Zodiac. My God, what a movie. David Fincher is a master (like you didn't know that). From the opening frames, I was hooked. Two lovers sit in a T-Bird on lover's lane. She wants him. He wants to go party. Then a car drifts by, pausing behind them. He's freaked. She just wants to get some. He asks if it's her husband. Then the Mustang comes back. The driver gets out, the sounds of Three Dog Night swell, and he shoots the lovers.
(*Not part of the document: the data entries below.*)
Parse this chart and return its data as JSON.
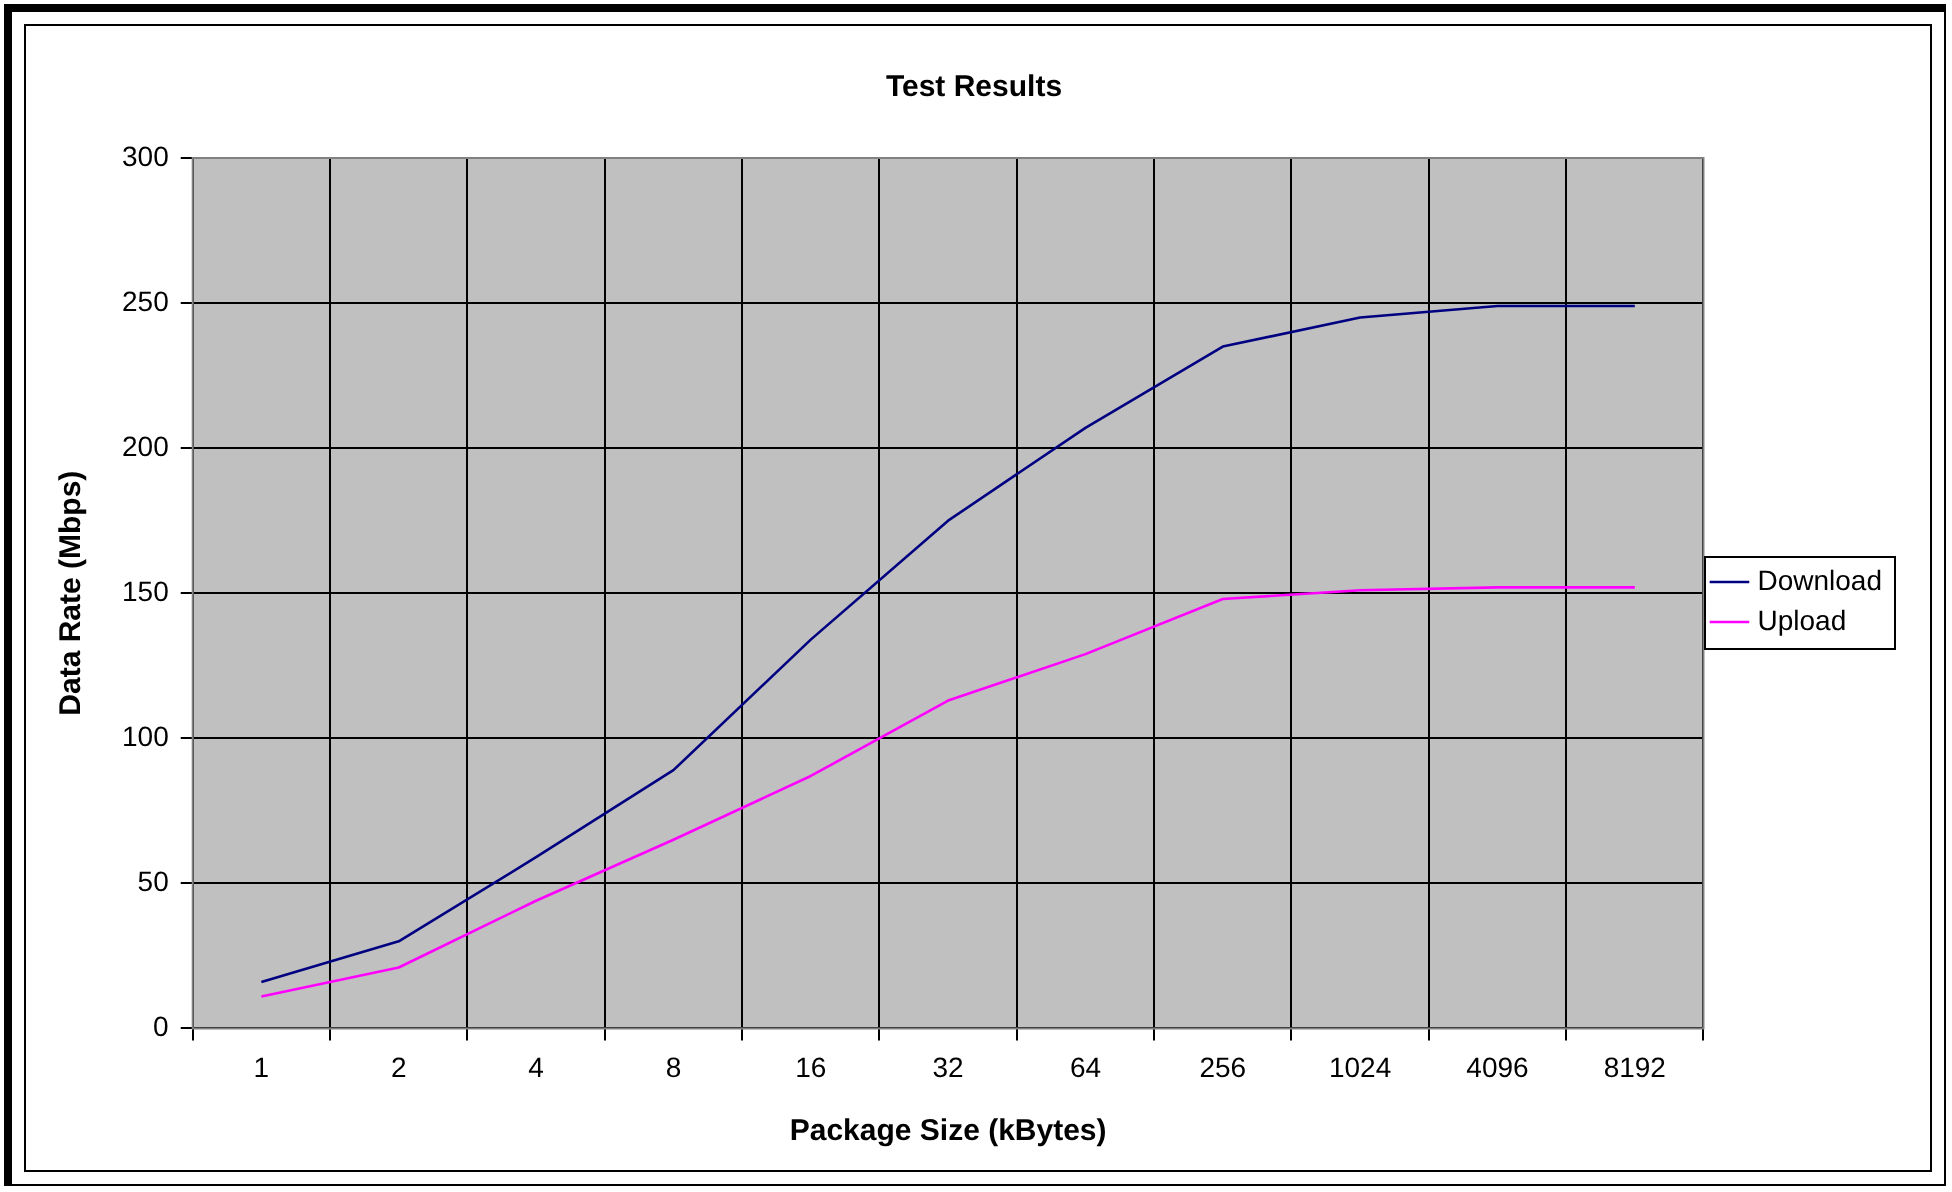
{
  "chart_data": {
    "type": "line",
    "title": "Test Results",
    "xlabel": "Package Size (kBytes)",
    "ylabel": "Data Rate (Mbps)",
    "categories": [
      "1",
      "2",
      "4",
      "8",
      "16",
      "32",
      "64",
      "256",
      "1024",
      "4096",
      "8192"
    ],
    "series": [
      {
        "name": "Download",
        "color": "#000080",
        "values": [
          16,
          30,
          59,
          89,
          134,
          175,
          207,
          235,
          245,
          249,
          249
        ]
      },
      {
        "name": "Upload",
        "color": "#ff00ff",
        "values": [
          11,
          21,
          44,
          65,
          87,
          113,
          129,
          148,
          151,
          152,
          152
        ]
      }
    ],
    "ylim": [
      0,
      300
    ],
    "yticks": [
      0,
      50,
      100,
      150,
      200,
      250,
      300
    ],
    "grid": true,
    "legend": "right",
    "marker": "none",
    "line_style": "solid"
  }
}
How's that for an opening? From there we're introduced to the players: Robert Downey Jr. as Paul Avery, a drunk, pill-popping, sleaze-slinging reporter; Mark Ruffalo as the work-a-day detective; and Jake Gyllenhaal as the headliner, comic artist Robert Graysmith. These guys all turn in stellar work, as does the supporting cast including Bryan Cox and Anthony Anderson (two "o"s in Goose, boys).
Special credit here must also go to cinematographer Harris Savides and screenwriter James Vanderbilt. Savides' work is elegant, pushing the limits of digital photography and finally capturing that ghostly, barely-there nighttime feel Fincher has been after for so long. As for Vanderbilt, nothing in his resume suggests that he's capable of a work of this scope, yet here stands the result. I don't know how much of it had to do with Fincher, but the writer of Darkness Falls managed to turn out a script that yielded an exciting, suspenseful, and somehow complete film about the endless multi-decade search for an almost-forgotten killer.
Go see it. And dethrone that fucking Wild Hogs piece-of-shit from the top of the box office. Please.